Marco Raduano scontava l’ergastolo in regime di alta sicurezza nel carcere di Badu ‘e Carros. Nella giornata di ieri, venerdì 24 febbraio, è fuggito utilizzando uno dei metodi più classici: delle lenzuola annodate. Raduano detto “Pallone”è pugliese. E’ originario di San Giovanni Rotondo (Foggia). Ha 40 anni ed è un boss della mafia garganica. E’ ora ricercato in tutta la Sardegna con posti di blocco nelle strade principali e secondarie, nei porti e aeroporti.
“Appena la Polizia penitenziaria ci ha allertato dell’evasione, intorno alle 19, abbiamo avviato il piano anticrimine in provincia di Nuoro, avvisato tutte le Questure della Sardegna e la Polizia di frontiera nei porti e negli aeroporti dell’Isola – conferma all’Ansa il questore Alfonso Polverino. C’è un enorme dispiegamento di forze di Polizia e di uomini in tutta la regione, mentre la Polizia penitenziaria di Nuoro lavora sul fronte interno attraverso l’analisi di telecamere della casa circondariale e testimonianze”.
Marco Raduano, chi è il detenuto fuggito
Raduano ha condanne che deve finire di scontare nel 2046 per traffico stupefacenti con aggravante di mafia, omicidio, reati contro la persona, contro il patrimonio e in materia di armi e stupefacenti. Era in regime di alta sicurezza 3. Il 3 febbraio scorso gli era stata notificata una condanna diventata definitiva a 19 anni di reclusione, più tre anni di libertà vigilata, perché il ricorso in Cassazione era stato dichiarato inammissibile.

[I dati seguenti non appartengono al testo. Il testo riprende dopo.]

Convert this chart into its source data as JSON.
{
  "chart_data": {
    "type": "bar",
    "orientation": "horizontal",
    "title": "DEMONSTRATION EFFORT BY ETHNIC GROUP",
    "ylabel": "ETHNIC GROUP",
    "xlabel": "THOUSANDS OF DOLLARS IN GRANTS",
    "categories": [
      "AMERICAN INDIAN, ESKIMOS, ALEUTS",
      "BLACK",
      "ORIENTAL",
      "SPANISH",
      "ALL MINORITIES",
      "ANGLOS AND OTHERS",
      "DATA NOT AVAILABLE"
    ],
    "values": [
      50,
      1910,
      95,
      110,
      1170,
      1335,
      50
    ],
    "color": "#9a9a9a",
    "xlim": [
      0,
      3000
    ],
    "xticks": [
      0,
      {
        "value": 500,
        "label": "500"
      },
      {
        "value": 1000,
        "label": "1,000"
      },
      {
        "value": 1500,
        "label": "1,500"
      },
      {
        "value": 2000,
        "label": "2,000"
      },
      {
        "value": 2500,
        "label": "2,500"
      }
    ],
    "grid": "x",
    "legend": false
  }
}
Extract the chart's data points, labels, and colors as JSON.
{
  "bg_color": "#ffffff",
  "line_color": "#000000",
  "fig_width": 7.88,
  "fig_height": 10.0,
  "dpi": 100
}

Carcere di Badu ‘e Carros è una prigione di massima sicurezza
Il carcere di Badu ‘e Carros è una prigione di massima sicurezza dove sono rinchiusi diversi terroristi e mafiosi e da cui nessuno è mai evaso. Ci si interroga su come sia potuto succedere che un detenuto del braccio di sicurezza abbia trovato le porte aperte tanto da riuscire a scappare. E ci sono dubbi sull’orario della fuga: la Polizia penitenziaria ha dato l’allarme intorno alle 19 di venerdì 24 febbraio ma l’evasione potrebbe risalire a qualche ora prima. A darne la notizia alcune organizzazioni sindacali che rilanciano l’ennesimo allarme per le scarse condizioni di sicurezza in cui lavorano gli agenti di polizia penitenziaria.